Ang Lee’s 1999 film, “Ride with the Devil,” portrays the bitter Kansas-Missouri border war during the Civil War. The film focuses on Jake Roedel, a southern-sympathizing militiaman, who joins a Missouri gang of guerilla warfare using marauders. The film depicts the hatred between the pro-slavery, Bushwhackers, and anti-slavery, Jayhawkers, sides, the war’s dramatic escalation, and the onslaught between the warring states. As the tension and hostility between the two reach an apex, the Bushwhackers strategy for retaliation against the hostile Jayhawkers is to raid Lawrence, Kansas, an anti-slavery headquarters. The gang, led by William Quantrill, rides into Lawrence, killing many of the male citizens and burning much of the city down. After the raid, the gang flees the annihilated city, attempting to escape the Union Army’s counterattack. As the film progresses, Roedel is intentionally shot by a fellow gang member, who holds a grudge towards him due to the disapproval of his German heritage. After Roedel’s recovery, he leaves the gang, is forced into marriage, and by the Civil War’s end, moves with his new wife to California.
This film relates to the themes of our class because it portrays the tension between the pro and anti slavery movements and the hostile escalation their causes ignited. Constant armed clashes between Kansas Jayhawkers, and pro-slavery Bushwhackers were common. The conflict intensified in 1861 when the Civil War began and Kansas was admitted into the Union as a free state. The Lawrence massacre further split the nation from unification. Quantrill and his gang of marauder’s premeditated invasion into Lawrence elevated the futile tension between Kansas and Missouri. Their brutal assault against the city ignited the anti slavery’s deeper hatred towards the pro-slavery movement, advocating heightened military action against Missourians. Lawrence was subjected to Quantrill and his gang’s ruthless guerrilla tactics, which led to the execution of 200 men and the city’s demise. The attack was deliberate, brutal, and filled with hate.

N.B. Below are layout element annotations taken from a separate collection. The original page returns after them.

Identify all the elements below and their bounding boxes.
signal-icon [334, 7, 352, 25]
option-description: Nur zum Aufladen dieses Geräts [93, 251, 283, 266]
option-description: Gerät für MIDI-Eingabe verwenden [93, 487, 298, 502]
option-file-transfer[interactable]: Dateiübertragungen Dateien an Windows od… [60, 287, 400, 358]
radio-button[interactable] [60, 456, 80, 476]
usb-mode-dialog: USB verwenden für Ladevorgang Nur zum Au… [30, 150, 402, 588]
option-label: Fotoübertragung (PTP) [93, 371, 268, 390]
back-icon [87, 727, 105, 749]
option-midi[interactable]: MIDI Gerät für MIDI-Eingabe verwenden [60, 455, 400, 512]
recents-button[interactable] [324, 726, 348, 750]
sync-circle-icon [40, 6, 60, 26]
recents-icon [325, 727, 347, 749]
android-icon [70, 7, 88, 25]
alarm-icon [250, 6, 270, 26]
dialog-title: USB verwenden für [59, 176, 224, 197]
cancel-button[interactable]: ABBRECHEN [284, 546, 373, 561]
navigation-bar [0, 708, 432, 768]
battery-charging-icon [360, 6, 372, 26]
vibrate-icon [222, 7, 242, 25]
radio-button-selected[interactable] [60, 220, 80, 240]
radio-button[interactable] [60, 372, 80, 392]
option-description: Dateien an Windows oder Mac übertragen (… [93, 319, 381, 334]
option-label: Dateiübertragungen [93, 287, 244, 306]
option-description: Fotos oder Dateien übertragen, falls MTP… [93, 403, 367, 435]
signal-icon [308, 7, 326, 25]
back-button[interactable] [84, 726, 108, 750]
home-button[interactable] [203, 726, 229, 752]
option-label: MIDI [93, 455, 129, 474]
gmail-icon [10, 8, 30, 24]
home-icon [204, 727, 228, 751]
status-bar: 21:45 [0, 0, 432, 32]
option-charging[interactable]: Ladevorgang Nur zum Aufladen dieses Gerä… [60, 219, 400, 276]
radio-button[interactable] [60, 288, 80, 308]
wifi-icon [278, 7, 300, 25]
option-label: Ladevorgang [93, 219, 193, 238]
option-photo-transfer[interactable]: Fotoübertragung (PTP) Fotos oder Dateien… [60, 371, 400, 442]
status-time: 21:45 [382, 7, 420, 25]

After the onslaught, Lawrence became a symbol for each side, representing the cultural differences that initially separated the country, which led to the outbreak of the Civil War. The north viewed the destruction of the city as an act of terrorism. While the south saw the attack as a necessary act of war. Violence became the primary method to end disputes between the border states. The Border War in itself became a scaled-down Civil War due to the conflict stemming from the initial reason the Civil War began: Slavery. The deep tensions laid among Kansas and Missouri acted as a microcosm of the whole nation: North vs. South. It is interesting to view the film’s portrayal of the hatred between the states and the nation as a whole. Although the depiction of Roedel puts a more sympathetic face to the pro slavery movement, it does little to illustrate other Bushwhackers in the same regard. “Ride with the Devil” portrays the feud between Kansas and Missouri as a precautionary tale, advocating that the ideas of two rival movements, such as slavery, can lead to the death of many and destruction of cities.
Ride with the devil. DVD. Directed by Ang Lee. Universal City, CA: Universal, 2000.